La course effrénée à l’Oscar du Meilleur film de l’année disparaîtra-t-elle désormais au bénéfice de films bienpensants, pas mauvais certes mais ne prenant aucun risque ? Le Discours d’un roi fut le grand gagnant surprise de l’édition 2011 montrant la marche à suivre pour coiffer aux poteaux les favoris : plongez-vous dans le passé, prenez un fait historique un peu fait divers, offrez vos rôles intelligemment à de bons acteurs, un peu de cinéma mais pas trop, utilisez le miracle du tant attendu happy end moral et poignant et vous avez là, la recette incontournable du succès en salle et le potentiel insoupçonné de rafler les récompenses.

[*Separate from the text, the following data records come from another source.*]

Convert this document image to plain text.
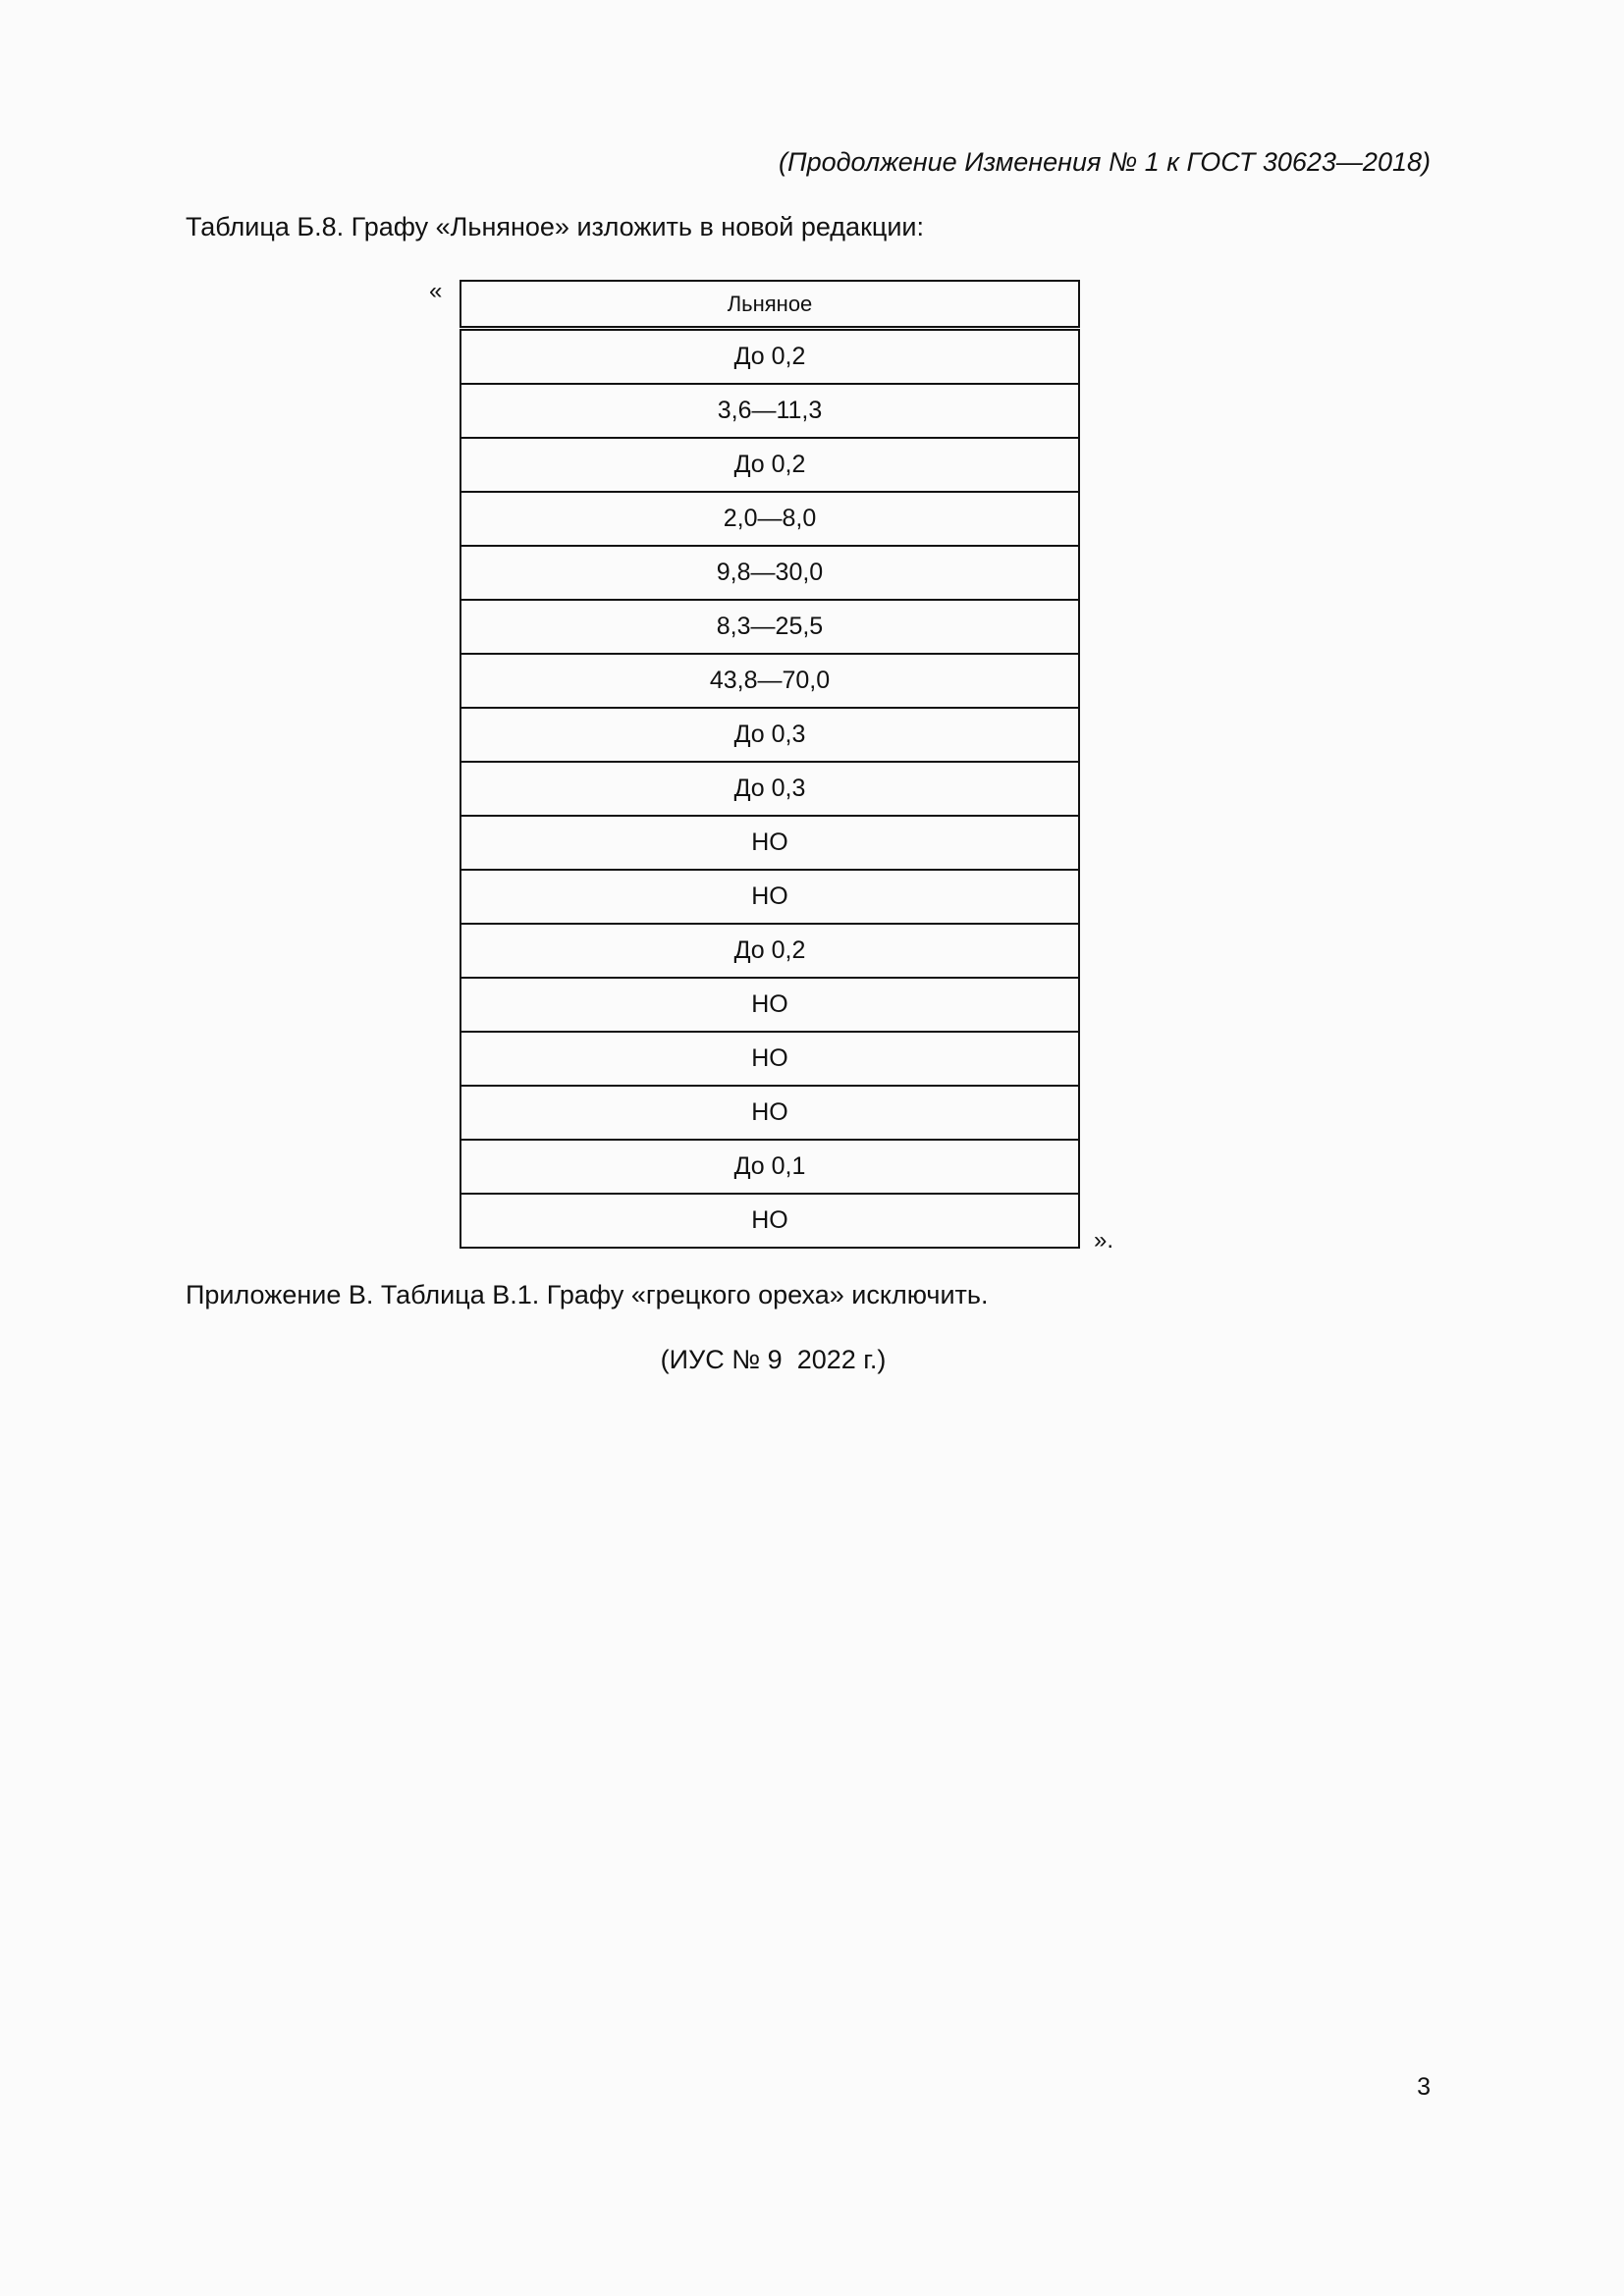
(Продолжение Изменения № 1 к ГОСТ 30623—2018)
Таблица Б.8. Графу «Льняное» изложить в новой редакции:
«	Льняное
До 0,2
3,6—11,3
До 0,2
2,0—8,0
9,8—30,0
8,3—25,5
43,8—70,0
До 0,3
До 0,3
НО
НО
До 0,2
НО
НО
НО
До 0,1
НО
».
Приложение В. Таблица В.1. Графу «грецкого ореха» исключить.
(ИУС № 9  2022 г.)
3
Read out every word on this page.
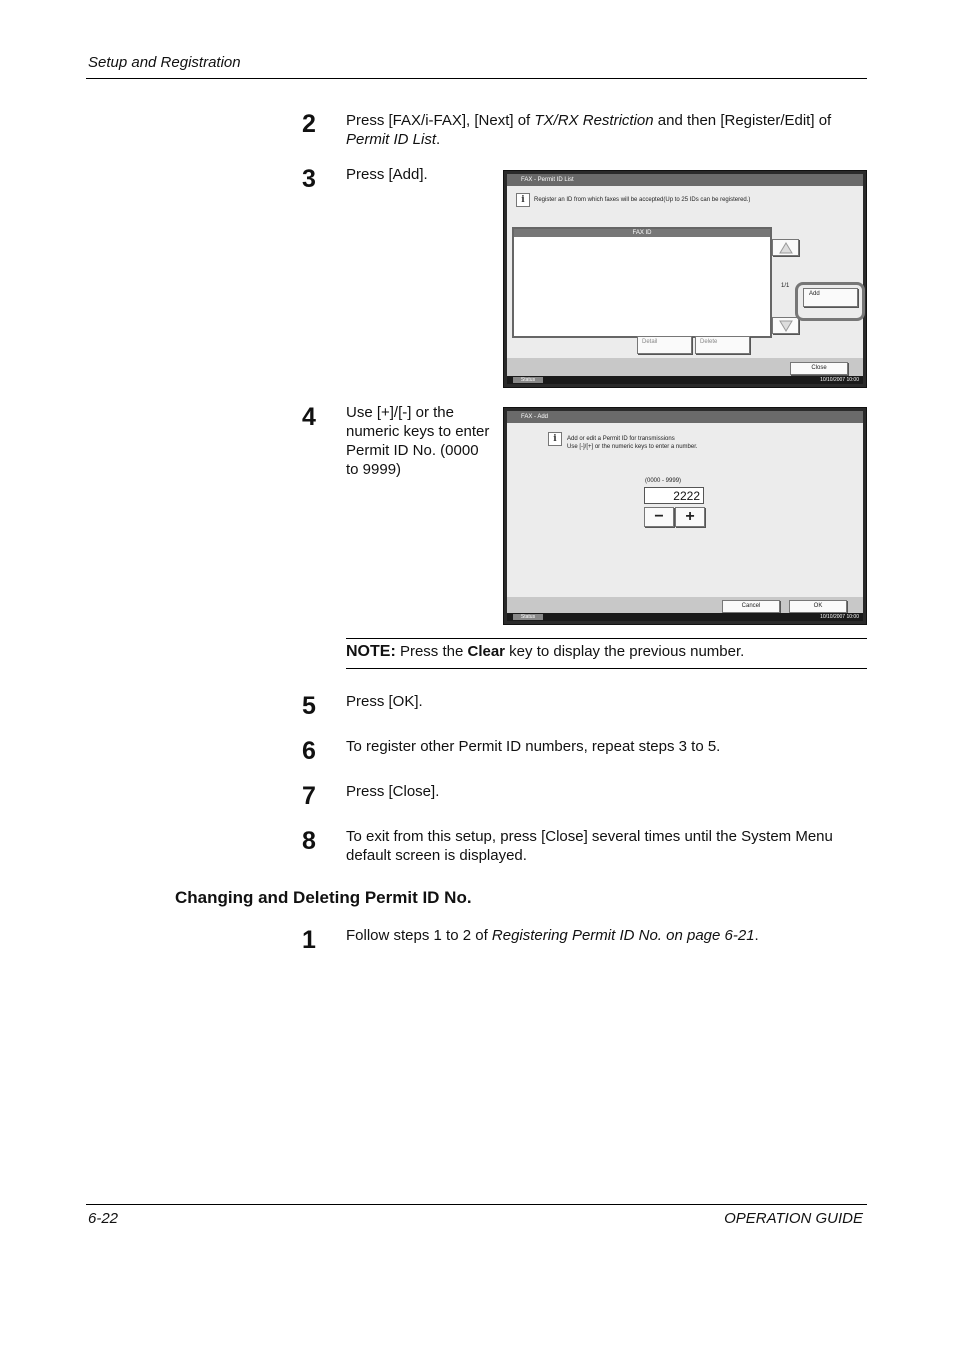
Setup and Registration
6-22	OPERATION GUIDE
2	Press [FAX/i-FAX], [Next] of TX/RX Restriction and then [Register/Edit] of Permit ID List.
3	Press [Add].	FAX - Permit ID List
i	Register an ID from which faxes will be accepted(Up to 25 IDs can be registered.)
FAX ID
1/1
Add
Detail	Delete
Close
Status	10/10/2007 10:00
4	Use [+]/[-] or the numeric keys to enter Permit ID No. (0000 to 9999)
FAX - Add
i	Add or edit a Permit ID for transmissions
Use [-]/[+] or the numeric keys to enter a number.
(0000 - 9999)
2222
−	+
Cancel	OK
Status	10/10/2007 10:00
NOTE: Press the Clear key to display the previous number.
5	Press [OK].
6	To register other Permit ID numbers, repeat steps 3 to 5.
7	Press [Close].
8	To exit from this setup, press [Close] several times until the System Menu default screen is displayed.
Changing and Deleting Permit ID No.
1	Follow steps 1 to 2 of Registering Permit ID No. on page 6-21.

De plus, La Couleur des sentiments surclasse son mentor en évoquant la lutte contre la ségrégation et le racisme, sans doute le sujet le plus condescendant et inoffensif à traiter au cinéma.

Le film raconte l’histoire forte des bonnes noires dans l’Amérique sudiste qui en plus du ménage et de la cuisine, élèvent les bons petits blancs sans pouvoir s’occuper de leurs enfants. Une jeune diplômée du Mississippi, relate secrètement les sentiments et les anecdotes drôles ou consternantes de ces femmes à qui on n’avait jamais donné la parole. Ces histoires résulteront d’un livre de témoignages anonymes qui bousculera les idéaux et le regard sur ces personnes qui offrent leur vie aux autres en plus de leur place dans le bus. Le film se démarque donc par des giboulées de bons sentiments et un traitement radicalement manichéen du rapport entre les conservateurs et les progressistes. Simpliste mais inattaquable, donc efficace. On rit et on pleure avec ces personnages charismatiques de bonnes impeccablement interprétées, c’est fait pour. L’image est chatoyante, les années 60, fashion tendance grâce à la télévision (Mad Men, Pan Am) sont retranscrites à la perfection et l’odeur des plats du coin mijotés nous traversent les narines. Oui mais voilà, le peu de tentatives de cinéma pour transcender tout ce savoureux mélange se fait cruellement sentir. Les rebondissements sont tristement attendus voire ridicules (« et non, ce n’est pas du chocolat ce que tu manges, c’est de la… Je t’ai bien eue ! ») et la complexité des personnages secondaires est tout bonnement abandonnée. Heureusement, il y a Chastain ! Jessica Chastain, qui éblouit le film en dressant peut-être le seul personnage pertinent en dehors du trio (les deux bonnes et la journaliste) sur lequel il se repose. Elle apporte une vivacité généreuse et une humanité appréciable (d’ailleurs, elle est l’Humanité dans The Tree of Life) aux côtés de ces robots à la pensée unique qui composent La Couleur des sentiments.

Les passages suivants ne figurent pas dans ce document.